Altro esempio di sistematico ricorso all'utilizzo di mercenari è quello del Bahrein, regime sunnita che governa un Paese a maggioranza sciita. Già nel 2011, nel pieno delle cosiddette primavere arabe, il regime dell'emiro al Khalifa si era salvato grazie all'intervento militare di sostegno delle truppe saudite ed emiratine. Nel lungo periodo si è quindi cercato di abbinare l'arrivo di stranieri di fede sunnita per bilanciare l'opposizione sciita. E molte volte a questi stranieri è stata data pretestuosamente la nazionalità del Bahrein proprio per alterare la demografica del Paese. Nelle forze speciali sono stati reclutati molti pakistani, mentre il Servizio di intelligence è da sempre sotto tutela del MI-6 inglese. Ed all'interno di questo organismo di sicurezza c'è la presenza di giordani, siriani e persino iracheni che militavano nel Mukhabarat di Saddam Hussein.

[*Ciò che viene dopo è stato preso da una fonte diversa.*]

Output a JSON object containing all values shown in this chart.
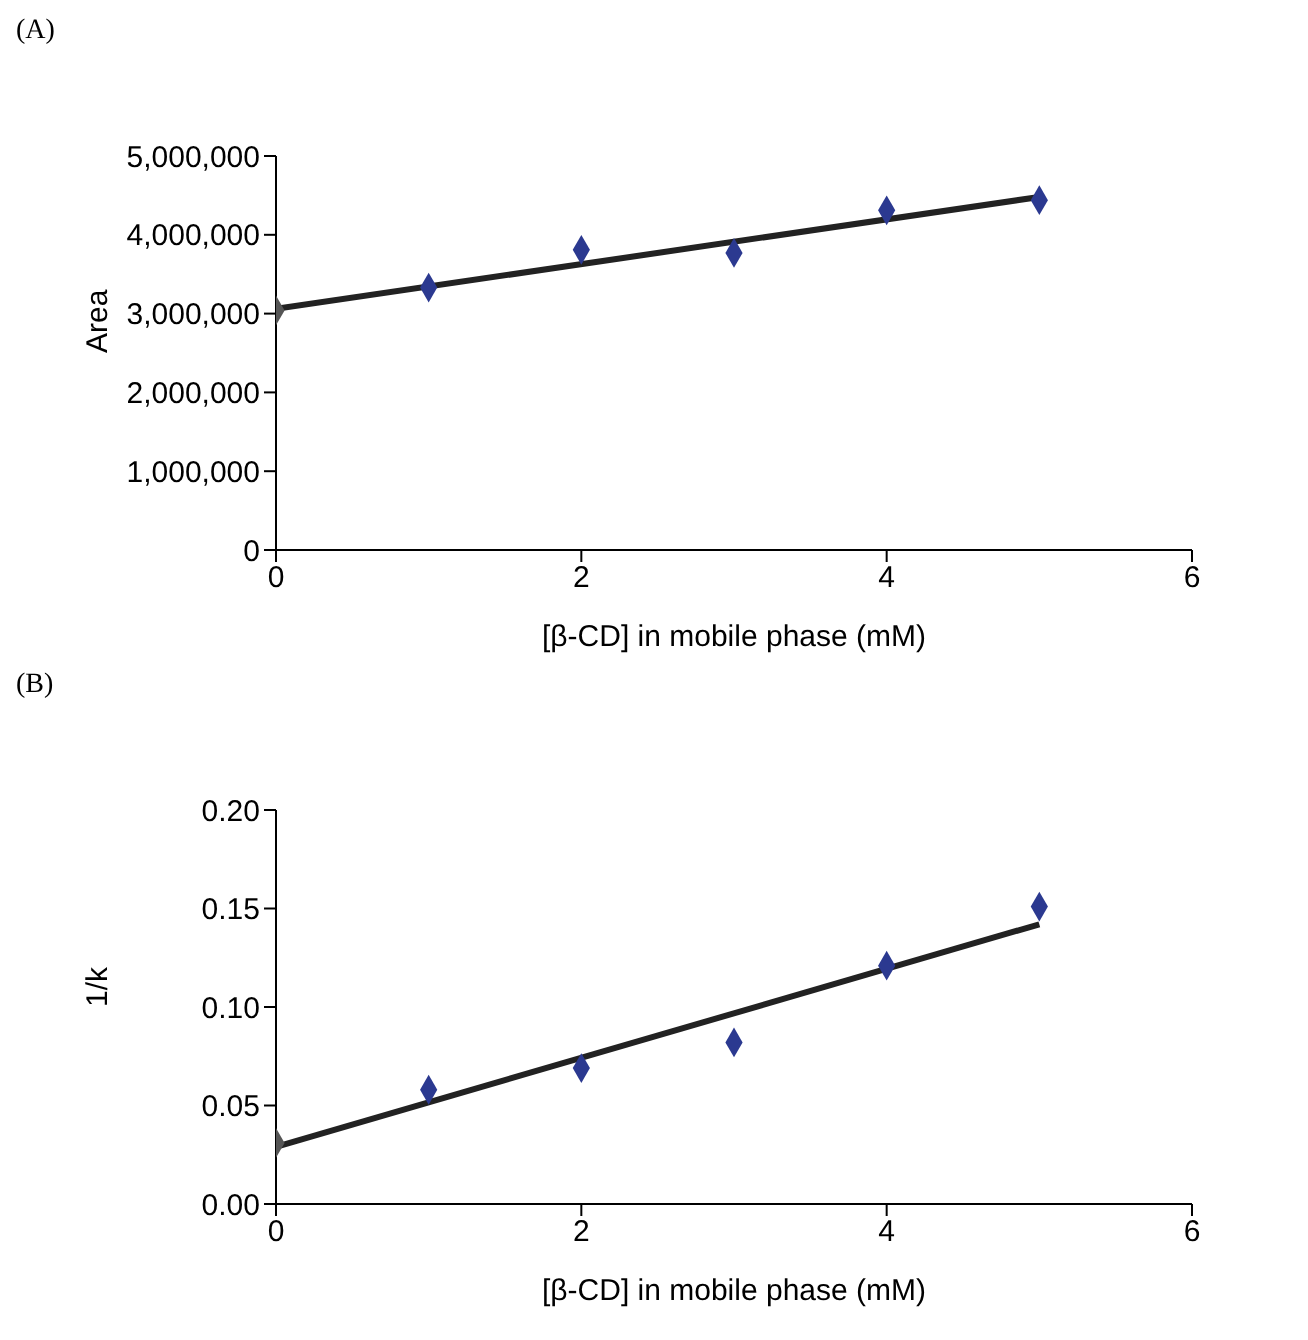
{
  "chart_data": [
    {
      "type": "scatter",
      "title": "(A)",
      "xlabel": "[β-CD] in mobile phase (mM)",
      "ylabel": "Area",
      "xlim": [
        0,
        6
      ],
      "xticks": [
        0,
        2,
        4,
        6
      ],
      "ylim": [
        0,
        5000000
      ],
      "yticks": [
        {
          "value": 0,
          "label": "0"
        },
        {
          "value": 1000000,
          "label": "1,000,000"
        },
        {
          "value": 2000000,
          "label": "2,000,000"
        },
        {
          "value": 3000000,
          "label": "3,000,000"
        },
        {
          "value": 4000000,
          "label": "4,000,000"
        },
        {
          "value": 5000000,
          "label": "5,000,000"
        }
      ],
      "grid": false,
      "marker": "diamond",
      "series": [
        {
          "x": [
            0,
            1,
            2,
            3,
            4,
            5
          ],
          "values": [
            3040000,
            3330000,
            3810000,
            3770000,
            4310000,
            4440000
          ],
          "colors": [
            "#555555",
            "#2b3990",
            "#2b3990",
            "#2b3990",
            "#2b3990",
            "#2b3990"
          ]
        },
        {
          "type": "line",
          "x": [
            0,
            5
          ],
          "values": [
            3060000,
            4480000
          ],
          "color": "#222222",
          "marker": "none",
          "line_style": "solid"
        }
      ]
    },
    {
      "type": "scatter",
      "title": "(B)",
      "xlabel": "[β-CD] in mobile phase (mM)",
      "ylabel": "1/k",
      "xlim": [
        0,
        6
      ],
      "xticks": [
        0,
        2,
        4,
        6
      ],
      "ylim": [
        0,
        0.2
      ],
      "yticks": [
        {
          "value": 0,
          "label": "0.00"
        },
        {
          "value": 0.05,
          "label": "0.05"
        },
        {
          "value": 0.1,
          "label": "0.10"
        },
        {
          "value": 0.15,
          "label": "0.15"
        },
        {
          "value": 0.2,
          "label": "0.20"
        }
      ],
      "grid": false,
      "marker": "diamond",
      "series": [
        {
          "x": [
            0,
            1,
            2,
            3,
            4,
            5
          ],
          "values": [
            0.031,
            0.058,
            0.069,
            0.082,
            0.121,
            0.151
          ],
          "colors": [
            "#555555",
            "#2b3990",
            "#2b3990",
            "#2b3990",
            "#2b3990",
            "#2b3990"
          ]
        },
        {
          "type": "line",
          "x": [
            0,
            5
          ],
          "values": [
            0.029,
            0.142
          ],
          "color": "#222222",
          "marker": "none",
          "line_style": "solid"
        }
      ]
    }
  ]
}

Lo stesso avviene in Kuwait. Su una popolazione di circa 4 milioni di abitanti vi sono oltre 2,3 milioni di stranieri di cui la maggioranza sono indiani, egiziani, pakistani, siriani, palestinesi-giordani, oltre a filippini, bengalesi e srilankesi. Un pericolo demografico che non può essere contrastato da un esercito autoctono e da cui nasce il sistematico ricorso all'assistenza esterna che nel caso specifico è soprattutto di matrice americana. La branca antiterrorismo dei Servizi Informativi kuwaitani è stata addestrata dalla CIA, le forniture di armi e l'addestramento dei piloti è sempre di matrice americana.

Idem in Oman, dove il controllo della sicurezza è in mano inglese, o in Qatar, dove la presenza di una grande base militare americana e di un contingente turco garantiscono all'emiro Tamin bin Hamad al Thani di vivere nella sua agiatezza e di sopravvivere alla guida del suo regno.

Un Golfo senza mercenari?

Alla luce di queste circostante appare evidente che se non ci fosse dietro ogni Paese del Golfo la garanzia e assistenza di un Paese straniero, se la manovalanza per combattere guerre o garantire la sicurezza non fosse straniera, questi Paesi avrebbero delle grosse difficoltà a sopravvivere. Tutte queste monarchie anti-democratiche, frutto di un retaggio coloniale e di una spartizione geografica tra le varie potenze, non resisterebbero un minuto alle sollevazioni popolari senza aiuti esterni.
La loro forza – almeno finché c'è il petrolio – è nel potere suadente dei loro soldi. Con il denaro si comprano armi, assoldano mercenari, pagano addestramenti e sicurezza. Con i soldi riescono a gestire il controllo sociale e la sicurezza interna ed adesso, da quando hanno assunto atteggiamenti bellicosi, vorrebbero anche combattere e vincere guerre. Un velleità alquanto azzardata.